Observa-se, portanto, que certas substâncias psicoativas estariam mais próximas do “universo feminino”, como os psicofármacos e as anfetaminas, possivelmente por influência das normas de gênero que vinculam a feminilidade a aspectos do cuidado com os outros, ao autocontrole e aos padrões ideais de beleza que exigem mulheres magras (RODRIGO & ORDAZ, 2012; FRANÇA, 2013; OLIVEIRA; PAIVA & VALENTE, 2006).

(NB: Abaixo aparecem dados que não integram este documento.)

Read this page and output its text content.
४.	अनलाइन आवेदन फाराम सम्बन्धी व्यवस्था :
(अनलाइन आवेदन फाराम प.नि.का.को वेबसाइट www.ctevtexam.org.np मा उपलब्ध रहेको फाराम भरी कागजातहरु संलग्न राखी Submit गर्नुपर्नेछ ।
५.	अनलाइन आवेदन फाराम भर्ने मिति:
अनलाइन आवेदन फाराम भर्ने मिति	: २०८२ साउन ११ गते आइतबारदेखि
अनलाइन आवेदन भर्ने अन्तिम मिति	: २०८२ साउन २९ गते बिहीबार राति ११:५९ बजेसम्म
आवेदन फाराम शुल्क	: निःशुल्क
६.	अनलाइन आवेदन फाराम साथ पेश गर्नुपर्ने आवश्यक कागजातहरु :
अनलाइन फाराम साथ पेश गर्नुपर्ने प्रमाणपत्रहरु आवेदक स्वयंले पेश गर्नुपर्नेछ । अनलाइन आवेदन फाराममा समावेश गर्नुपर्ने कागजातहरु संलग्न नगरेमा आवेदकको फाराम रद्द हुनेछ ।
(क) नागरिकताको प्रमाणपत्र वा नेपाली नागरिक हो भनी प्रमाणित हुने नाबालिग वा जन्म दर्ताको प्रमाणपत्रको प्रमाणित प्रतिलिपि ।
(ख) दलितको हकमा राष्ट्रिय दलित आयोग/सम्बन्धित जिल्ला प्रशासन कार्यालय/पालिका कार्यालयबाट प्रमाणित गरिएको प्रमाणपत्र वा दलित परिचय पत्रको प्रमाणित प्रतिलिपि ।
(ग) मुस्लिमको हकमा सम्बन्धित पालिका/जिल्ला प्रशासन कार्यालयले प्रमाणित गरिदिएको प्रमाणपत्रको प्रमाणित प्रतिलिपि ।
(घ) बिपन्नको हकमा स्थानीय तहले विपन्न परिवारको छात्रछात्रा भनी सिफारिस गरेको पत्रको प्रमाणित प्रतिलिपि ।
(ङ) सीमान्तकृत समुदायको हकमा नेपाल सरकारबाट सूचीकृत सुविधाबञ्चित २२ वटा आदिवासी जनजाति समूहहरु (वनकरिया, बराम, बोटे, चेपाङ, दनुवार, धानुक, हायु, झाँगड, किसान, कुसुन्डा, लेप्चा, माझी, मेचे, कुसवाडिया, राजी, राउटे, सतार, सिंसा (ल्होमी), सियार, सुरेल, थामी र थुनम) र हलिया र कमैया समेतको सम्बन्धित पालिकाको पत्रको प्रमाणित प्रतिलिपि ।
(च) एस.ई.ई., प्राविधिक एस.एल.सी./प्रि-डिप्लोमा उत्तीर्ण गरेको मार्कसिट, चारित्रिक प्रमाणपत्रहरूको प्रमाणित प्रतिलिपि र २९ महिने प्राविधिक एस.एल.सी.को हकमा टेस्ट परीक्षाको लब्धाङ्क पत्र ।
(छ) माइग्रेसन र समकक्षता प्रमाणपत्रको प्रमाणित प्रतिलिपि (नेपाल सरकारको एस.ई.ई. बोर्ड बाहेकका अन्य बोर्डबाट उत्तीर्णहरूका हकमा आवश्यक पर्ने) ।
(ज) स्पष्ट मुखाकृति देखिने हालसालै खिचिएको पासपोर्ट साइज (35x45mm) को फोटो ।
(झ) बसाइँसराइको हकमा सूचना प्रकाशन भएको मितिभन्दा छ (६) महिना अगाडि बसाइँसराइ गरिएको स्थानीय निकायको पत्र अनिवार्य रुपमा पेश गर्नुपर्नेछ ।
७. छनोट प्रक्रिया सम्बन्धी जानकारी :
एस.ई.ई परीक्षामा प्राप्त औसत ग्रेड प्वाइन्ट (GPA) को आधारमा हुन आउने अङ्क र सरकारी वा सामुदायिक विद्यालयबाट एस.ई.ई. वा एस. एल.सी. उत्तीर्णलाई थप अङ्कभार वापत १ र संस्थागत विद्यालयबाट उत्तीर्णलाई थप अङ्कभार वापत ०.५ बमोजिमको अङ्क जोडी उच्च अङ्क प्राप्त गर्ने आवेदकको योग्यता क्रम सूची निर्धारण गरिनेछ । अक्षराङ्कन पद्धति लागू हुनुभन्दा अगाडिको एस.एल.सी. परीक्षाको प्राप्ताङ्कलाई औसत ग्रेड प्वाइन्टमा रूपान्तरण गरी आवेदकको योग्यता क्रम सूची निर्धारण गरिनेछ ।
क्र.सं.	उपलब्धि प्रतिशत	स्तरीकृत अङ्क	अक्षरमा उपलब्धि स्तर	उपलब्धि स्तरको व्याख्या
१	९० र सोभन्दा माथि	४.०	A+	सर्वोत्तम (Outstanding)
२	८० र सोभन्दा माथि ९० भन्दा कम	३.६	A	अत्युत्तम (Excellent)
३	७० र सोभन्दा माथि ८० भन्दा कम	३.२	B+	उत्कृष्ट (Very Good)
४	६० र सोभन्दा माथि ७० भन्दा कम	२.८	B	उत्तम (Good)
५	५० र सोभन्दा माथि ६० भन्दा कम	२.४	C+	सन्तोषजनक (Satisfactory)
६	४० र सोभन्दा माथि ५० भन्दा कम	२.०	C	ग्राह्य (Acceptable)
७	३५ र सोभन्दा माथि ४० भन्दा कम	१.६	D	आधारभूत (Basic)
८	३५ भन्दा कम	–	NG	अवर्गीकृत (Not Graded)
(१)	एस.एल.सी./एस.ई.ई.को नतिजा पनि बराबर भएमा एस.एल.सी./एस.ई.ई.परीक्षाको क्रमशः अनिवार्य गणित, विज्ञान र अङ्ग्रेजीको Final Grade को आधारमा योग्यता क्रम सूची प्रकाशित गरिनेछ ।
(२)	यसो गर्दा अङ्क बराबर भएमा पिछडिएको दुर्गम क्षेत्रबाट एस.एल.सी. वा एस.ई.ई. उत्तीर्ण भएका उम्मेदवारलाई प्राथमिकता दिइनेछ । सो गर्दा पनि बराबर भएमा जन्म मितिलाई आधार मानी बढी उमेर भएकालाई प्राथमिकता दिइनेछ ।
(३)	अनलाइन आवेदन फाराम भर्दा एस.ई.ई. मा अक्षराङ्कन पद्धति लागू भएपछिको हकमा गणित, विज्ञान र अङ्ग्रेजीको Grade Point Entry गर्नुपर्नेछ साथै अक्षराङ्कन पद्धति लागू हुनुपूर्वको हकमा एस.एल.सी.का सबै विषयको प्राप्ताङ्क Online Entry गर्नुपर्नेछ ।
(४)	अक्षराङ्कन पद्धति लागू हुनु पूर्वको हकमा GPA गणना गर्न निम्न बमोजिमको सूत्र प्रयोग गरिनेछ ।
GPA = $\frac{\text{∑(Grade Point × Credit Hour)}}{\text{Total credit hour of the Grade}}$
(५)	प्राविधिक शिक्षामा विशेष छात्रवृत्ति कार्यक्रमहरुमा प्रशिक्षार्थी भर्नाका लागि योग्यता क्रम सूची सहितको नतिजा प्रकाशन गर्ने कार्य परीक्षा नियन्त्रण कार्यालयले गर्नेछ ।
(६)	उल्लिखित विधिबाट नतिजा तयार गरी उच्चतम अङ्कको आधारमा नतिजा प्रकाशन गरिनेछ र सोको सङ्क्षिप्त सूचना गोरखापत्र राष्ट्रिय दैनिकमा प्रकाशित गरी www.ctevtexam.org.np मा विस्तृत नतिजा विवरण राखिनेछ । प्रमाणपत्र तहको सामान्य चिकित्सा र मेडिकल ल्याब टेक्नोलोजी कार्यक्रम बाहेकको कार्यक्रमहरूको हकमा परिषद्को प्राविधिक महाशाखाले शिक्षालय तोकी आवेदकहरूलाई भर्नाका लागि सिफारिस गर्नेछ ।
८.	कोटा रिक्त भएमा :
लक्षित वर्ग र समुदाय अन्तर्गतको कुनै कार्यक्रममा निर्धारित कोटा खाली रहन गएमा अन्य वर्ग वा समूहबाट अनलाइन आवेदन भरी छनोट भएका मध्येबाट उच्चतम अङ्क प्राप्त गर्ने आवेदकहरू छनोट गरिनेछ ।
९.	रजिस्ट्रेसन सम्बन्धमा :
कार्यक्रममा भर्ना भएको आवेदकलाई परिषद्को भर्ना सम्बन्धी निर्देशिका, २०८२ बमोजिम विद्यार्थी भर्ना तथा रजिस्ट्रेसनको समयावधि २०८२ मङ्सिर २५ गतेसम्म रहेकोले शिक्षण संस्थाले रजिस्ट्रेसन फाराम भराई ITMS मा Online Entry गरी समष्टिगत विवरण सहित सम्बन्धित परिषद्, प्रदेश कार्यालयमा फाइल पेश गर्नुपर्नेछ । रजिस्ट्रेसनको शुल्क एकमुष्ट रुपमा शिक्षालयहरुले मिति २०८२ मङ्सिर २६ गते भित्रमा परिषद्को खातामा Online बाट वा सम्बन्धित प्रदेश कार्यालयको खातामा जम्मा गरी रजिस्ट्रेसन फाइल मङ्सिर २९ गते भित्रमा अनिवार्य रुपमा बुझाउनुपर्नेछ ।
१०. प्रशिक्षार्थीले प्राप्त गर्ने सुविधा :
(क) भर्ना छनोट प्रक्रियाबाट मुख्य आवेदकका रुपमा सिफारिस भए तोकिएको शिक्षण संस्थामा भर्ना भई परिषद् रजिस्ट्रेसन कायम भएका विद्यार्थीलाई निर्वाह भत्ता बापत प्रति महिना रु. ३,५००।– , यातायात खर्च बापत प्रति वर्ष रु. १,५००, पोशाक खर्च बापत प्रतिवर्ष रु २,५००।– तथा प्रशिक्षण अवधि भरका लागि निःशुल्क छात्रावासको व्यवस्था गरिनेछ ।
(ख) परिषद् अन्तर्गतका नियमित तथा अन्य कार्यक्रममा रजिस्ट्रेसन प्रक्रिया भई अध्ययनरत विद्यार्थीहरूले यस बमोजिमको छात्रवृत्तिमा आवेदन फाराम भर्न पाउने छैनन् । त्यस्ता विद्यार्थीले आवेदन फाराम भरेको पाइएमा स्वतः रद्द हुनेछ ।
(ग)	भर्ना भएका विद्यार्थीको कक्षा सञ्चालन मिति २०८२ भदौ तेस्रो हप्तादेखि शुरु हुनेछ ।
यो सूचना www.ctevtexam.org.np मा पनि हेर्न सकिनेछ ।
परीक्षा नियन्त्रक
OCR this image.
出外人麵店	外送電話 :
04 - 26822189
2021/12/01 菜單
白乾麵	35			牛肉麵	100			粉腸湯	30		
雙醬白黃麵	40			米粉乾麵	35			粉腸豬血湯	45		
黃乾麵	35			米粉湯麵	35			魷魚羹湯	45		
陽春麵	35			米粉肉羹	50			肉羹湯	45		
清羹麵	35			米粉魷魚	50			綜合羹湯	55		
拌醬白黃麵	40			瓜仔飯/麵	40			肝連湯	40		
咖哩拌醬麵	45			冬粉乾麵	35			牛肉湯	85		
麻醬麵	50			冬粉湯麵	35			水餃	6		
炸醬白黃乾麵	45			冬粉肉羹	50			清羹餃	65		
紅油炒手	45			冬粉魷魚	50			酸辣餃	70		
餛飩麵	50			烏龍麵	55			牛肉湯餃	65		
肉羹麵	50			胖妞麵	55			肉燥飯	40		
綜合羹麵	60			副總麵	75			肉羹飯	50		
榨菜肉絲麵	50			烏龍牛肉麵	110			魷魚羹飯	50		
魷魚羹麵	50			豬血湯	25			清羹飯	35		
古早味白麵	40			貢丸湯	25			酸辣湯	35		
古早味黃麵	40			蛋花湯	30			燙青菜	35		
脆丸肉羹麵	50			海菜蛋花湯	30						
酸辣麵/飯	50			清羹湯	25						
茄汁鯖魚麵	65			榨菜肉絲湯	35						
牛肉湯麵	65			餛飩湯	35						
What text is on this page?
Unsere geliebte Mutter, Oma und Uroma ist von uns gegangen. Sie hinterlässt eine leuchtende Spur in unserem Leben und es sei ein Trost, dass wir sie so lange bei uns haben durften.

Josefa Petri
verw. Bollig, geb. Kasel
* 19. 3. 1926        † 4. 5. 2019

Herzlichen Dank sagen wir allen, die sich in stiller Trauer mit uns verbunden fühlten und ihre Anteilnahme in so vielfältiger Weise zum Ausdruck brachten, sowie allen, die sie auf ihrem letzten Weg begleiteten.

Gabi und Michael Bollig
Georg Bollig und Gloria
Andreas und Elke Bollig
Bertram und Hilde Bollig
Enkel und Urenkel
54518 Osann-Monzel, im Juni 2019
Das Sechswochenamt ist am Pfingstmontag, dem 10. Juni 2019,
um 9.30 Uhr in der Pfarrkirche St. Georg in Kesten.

A partir desses estudos supracitados, observo como essas diferenças do uso podem ser melhor compreendidas a partir de uma análise interseccional que considere a socialização como fator constitutivo das diferenças no consumo de homens e mulheres. Interpretações dessas diferenças por abordagens “psicologizantes” ou puramente biomédicas podem contribuir para a manutenção do status quo que perpetua a desigualdade de gênero (FRANÇA, 2013; RODRIGO & ORDAZ, 2012).

No ínterim dessas discussões, este projeto de pesquisa interessa-se por visibilizar as demandas específicas das mulheres usuárias de crack, mais especificamente no que toca a vivência de gestação e maternidade, que serão melhor discutidas na sequência.